Wearing something borrowed, which has already been worn by a happy bride at her wedding, is thought to bring good luck to the marriage. A borrowed item could be a trinket, a handkerchief or part of the wedding ensemble.

However the most typical aspect of an Irish bride’s dress is ‘something blue’. This dates back to biblical times when the color blue was considered to represent purity and fidelity just like white does now. Originally thus Irish brides would wear wedding gowns in a shade of blue. Over time this evolved to wearing a blue band around the bottom of the bride's dress while in modern times it is more common for the bride to wear a blue or blue-trimmed garter.
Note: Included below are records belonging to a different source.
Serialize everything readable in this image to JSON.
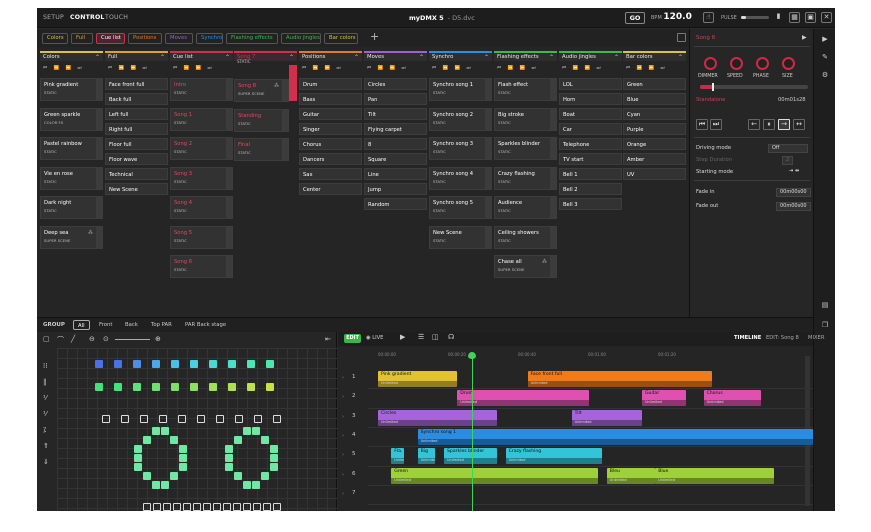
{
  "top": {
    "menu": [
      "SETUP",
      "CONTROL",
      "TOUCH"
    ],
    "app_title": "myDMX 5",
    "file_name": "- D5.dvc",
    "go": "GO",
    "bpm_label": "BPM",
    "bpm_value": "120.0",
    "pulse_label": "PULSE"
  },
  "tabs": [
    {
      "label": "Colors",
      "color": "#d8c24a"
    },
    {
      "label": "Full",
      "color": "#e3a028"
    },
    {
      "label": "Cue list",
      "color": "#d0304c",
      "selected": true
    },
    {
      "label": "Positions",
      "color": "#e07a2a"
    },
    {
      "label": "Moves",
      "color": "#a060d0"
    },
    {
      "label": "Synchro",
      "color": "#2b8ee0"
    },
    {
      "label": "Flashing effects",
      "color": "#3fb84c"
    },
    {
      "label": "Audio jingles",
      "color": "#3fb84c"
    },
    {
      "label": "Bar colors",
      "color": "#d8c24a"
    }
  ],
  "columns": [
    {
      "name": "Colors",
      "color": "#d8c24a",
      "cells": [
        {
          "name": "Pink gradient",
          "sub": "STATIC"
        },
        {
          "name": "Green sparkle",
          "sub": "COLOR FX"
        },
        {
          "name": "Pastel rainbow",
          "sub": "STATIC"
        },
        {
          "name": "Vie en rose",
          "sub": "STATIC"
        },
        {
          "name": "Dark night",
          "sub": "STATIC"
        },
        {
          "name": "Deep sea",
          "sub": "SUPER SCENE"
        }
      ]
    },
    {
      "name": "Full",
      "color": "#e3a028",
      "cells": [
        {
          "name": "Face front full"
        },
        {
          "name": "Back full"
        },
        {
          "name": "Left full"
        },
        {
          "name": "Right full"
        },
        {
          "name": "Floor full"
        },
        {
          "name": "Floor wave"
        },
        {
          "name": "Technical"
        },
        {
          "name": "New Scene"
        }
      ]
    },
    {
      "name": "Cue list",
      "color": "#d0304c",
      "cells": [
        {
          "name": "Intro",
          "sub": "STATIC"
        },
        {
          "name": "Song 1",
          "sub": "STATIC"
        },
        {
          "name": "Song 2",
          "sub": "STATIC"
        },
        {
          "name": "Song 3",
          "sub": "STATIC"
        },
        {
          "name": "Song 4",
          "sub": "STATIC"
        },
        {
          "name": "Song 5",
          "sub": "STATIC"
        },
        {
          "name": "Song 6",
          "sub": "STATIC"
        }
      ]
    },
    {
      "name": "Song 7",
      "color": "#d0304c",
      "sub_head": "STATIC",
      "cells": [
        {
          "name": "Song 8",
          "sub": "SUPER SCENE"
        },
        {
          "name": "Standing",
          "sub": "STATIC"
        },
        {
          "name": "Final",
          "sub": "STATIC"
        }
      ]
    },
    {
      "name": "Positions",
      "color": "#e07a2a",
      "cells": [
        {
          "name": "Drum"
        },
        {
          "name": "Bass"
        },
        {
          "name": "Guitar"
        },
        {
          "name": "Singer"
        },
        {
          "name": "Chorus"
        },
        {
          "name": "Dancers"
        },
        {
          "name": "Sax"
        },
        {
          "name": "Center"
        }
      ]
    },
    {
      "name": "Moves",
      "color": "#a060d0",
      "cells": [
        {
          "name": "Circles"
        },
        {
          "name": "Pan"
        },
        {
          "name": "Tilt"
        },
        {
          "name": "Flying carpet"
        },
        {
          "name": "8"
        },
        {
          "name": "Square"
        },
        {
          "name": "Line"
        },
        {
          "name": "Jump"
        },
        {
          "name": "Random"
        }
      ]
    },
    {
      "name": "Synchro",
      "color": "#2b8ee0",
      "cells": [
        {
          "name": "Synchro song 1",
          "sub": "STATIC"
        },
        {
          "name": "Synchro song 2",
          "sub": "STATIC"
        },
        {
          "name": "Synchro song 3",
          "sub": "STATIC"
        },
        {
          "name": "Synchro song 4",
          "sub": "STATIC"
        },
        {
          "name": "Synchro song 5",
          "sub": "STATIC"
        },
        {
          "name": "New Scene",
          "sub": "STATIC"
        }
      ]
    },
    {
      "name": "Flashing effects",
      "color": "#3fb84c",
      "cells": [
        {
          "name": "Flash effect",
          "sub": "STATIC"
        },
        {
          "name": "Big stroke",
          "sub": "STATIC"
        },
        {
          "name": "Sparkles blinder",
          "sub": "STATIC"
        },
        {
          "name": "Crazy flashing",
          "sub": "STATIC"
        },
        {
          "name": "Audience",
          "sub": "STATIC"
        },
        {
          "name": "Ceiling showers",
          "sub": "STATIC"
        },
        {
          "name": "Chase all",
          "sub": "SUPER SCENE"
        }
      ]
    },
    {
      "name": "Audio jingles",
      "color": "#3fb84c",
      "cells": [
        {
          "name": "LOL"
        },
        {
          "name": "Horn"
        },
        {
          "name": "Boat"
        },
        {
          "name": "Car"
        },
        {
          "name": "Telephone"
        },
        {
          "name": "TV start"
        },
        {
          "name": "Bell 1"
        },
        {
          "name": "Bell 2"
        },
        {
          "name": "Bell 3"
        }
      ]
    },
    {
      "name": "Bar colors",
      "color": "#d8c24a",
      "cells": [
        {
          "name": "Green"
        },
        {
          "name": "Blue"
        },
        {
          "name": "Cyan"
        },
        {
          "name": "Purple"
        },
        {
          "name": "Orange"
        },
        {
          "name": "Amber"
        },
        {
          "name": "UV"
        }
      ]
    }
  ],
  "side": {
    "title": "Song 8",
    "knobs": [
      "DIMMER",
      "SPEED",
      "PHASE",
      "SIZE"
    ],
    "section": "Standalone",
    "time": "00m01s28",
    "driving_mode_label": "Driving mode",
    "driving_mode_value": "Off",
    "step_duration_label": "Step Duration",
    "step_duration_value": "2",
    "starting_mode_label": "Starting mode",
    "fade_in_label": "Fade in",
    "fade_in_value": "00m00s00",
    "fade_out_label": "Fade out",
    "fade_out_value": "00m00s00"
  },
  "group": {
    "label": "GROUP",
    "buttons": [
      "All",
      "Front",
      "Back",
      "Top PAR",
      "PAR Back stage"
    ]
  },
  "timeline": {
    "edit": "EDIT",
    "live": "LIVE",
    "tabs": [
      "TIMELINE",
      "EDIT: Song 8",
      "MIXER"
    ],
    "ruler": [
      "00:00:00",
      "00:00:20",
      "00:00:40",
      "00:01:00",
      "00:01:20"
    ],
    "tracks": [
      "1",
      "2",
      "3",
      "4",
      "5",
      "6",
      "7"
    ],
    "clips": [
      {
        "track": 1,
        "name": "Pink gradient",
        "sub": "Unlimited",
        "color": "#e3c232",
        "start": 0.0,
        "end": 0.18
      },
      {
        "track": 1,
        "name": "Face front full",
        "sub": "Unlimited",
        "color": "#f07b18",
        "start": 0.34,
        "end": 0.76
      },
      {
        "track": 2,
        "name": "Drum",
        "sub": "Unlimited",
        "color": "#e050b0",
        "start": 0.18,
        "end": 0.48
      },
      {
        "track": 2,
        "name": "Guitar",
        "sub": "Unlimited",
        "color": "#e050b0",
        "start": 0.6,
        "end": 0.7
      },
      {
        "track": 2,
        "name": "Chorus",
        "sub": "Unlimited",
        "color": "#e050b0",
        "start": 0.74,
        "end": 0.87
      },
      {
        "track": 3,
        "name": "Circles",
        "sub": "Unlimited",
        "color": "#a764d8",
        "start": 0.0,
        "end": 0.27
      },
      {
        "track": 3,
        "name": "Tilt",
        "sub": "Unlimited",
        "color": "#a764d8",
        "start": 0.44,
        "end": 0.6
      },
      {
        "track": 4,
        "name": "Synchro song 1",
        "sub": "Unlimited",
        "color": "#2a8de2",
        "start": 0.09,
        "end": 1.0
      },
      {
        "track": 5,
        "name": "Fla.",
        "sub": "Unlimited",
        "color": "#33c4d8",
        "start": 0.03,
        "end": 0.06
      },
      {
        "track": 5,
        "name": "Big",
        "sub": "Unlimited",
        "color": "#33c4d8",
        "start": 0.09,
        "end": 0.13
      },
      {
        "track": 5,
        "name": "Sparkles blinder",
        "sub": "Unlimited",
        "color": "#33c4d8",
        "start": 0.15,
        "end": 0.27
      },
      {
        "track": 5,
        "name": "Crazy flashing",
        "sub": "Unlimited",
        "color": "#33c4d8",
        "start": 0.29,
        "end": 0.51
      },
      {
        "track": 6,
        "name": "Green",
        "sub": "Unlimited",
        "color": "#9ed03a",
        "start": 0.03,
        "end": 0.5
      },
      {
        "track": 6,
        "name": "Bleu",
        "sub": "Unlimited",
        "color": "#9ed03a",
        "start": 0.52,
        "end": 0.63
      },
      {
        "track": 6,
        "name": "Blue",
        "sub": "Unlimited",
        "color": "#9ed03a",
        "start": 0.63,
        "end": 0.9
      }
    ]
  }
}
Even now, placing a silver sixpence in the bride's left shoe is a symbol of wealth. This is not just to hope that the bride is lucky to find financial prosperity in marriage but also a wealth of happiness and joy throughout her married life.

Honking horns

One of the noisiest but also most enjoyable customs which characterize Irish weddings consists of people honking their horns as the couple to be married go on their way to the church. This is a much tamer version of an earlier custom which had people firing their rifles as much as in celebration of the wedding as to warn off intruders and troublemakers who may be planning to disrupt the wedding in progress.

Handfasting

However the custom which is most characteristic of Irish weddings is Handfasting. This actually harks back to the pre-Christian Celtic traditions according to which once the hands of a man and woman were clasped together under certain circumstances, they could be declared husband and wife. In the Christian era, handfasting came to acquire various meanings ranging from public announcement of a betrothal to a kind of trial marriage. According to the latter, a couple that has gone through handfasting could go a step beyond betrothal but not enjoy a relationship as permanent as marriage. In popular usage, it was believed that handfasting ‘for a year and a day’ would normally lead to a permanent and valid marriage but if either party chose to leave, the relationship could be declared null. Even if children were born out of such a relationship, they were considered lawful offspring of both parents.

In these times though, handfasting figures as a part of a conventional Irish wedding ceremony where the priest or civic official asks "Who gives this woman to be wed?" and then takes her hand from her father or whoever is giving away the bride and clasps it to the hand of the groom, thus signifying that they have been joined in marriage. In fact for contemporary couples handfasting is popular more as a neo-pagan, nonreligious alternative to a conventional religious ceremony.

The Claddagh Ring

One of the most popular customs associated with Irish weddings is the Claddagh ring. Designed as two hands clasping a heart which is surmounted by a crown, the ring is symbolic of love, friendship as well as loyalty. And though the Claddagh ring can be given to a friend or a lover too, it is one of the most cherished designs for Irish weddings.

Leaving the wedding

According to an old Irish custom, a bride would return home by a different path with her new husband than the one she took to the church or wedding with her father. While this may have begun as an attempt to avoid pranks and kidnappings by rival tribes, eventually it came to symbolize that after marriage a woman travels a new road in life.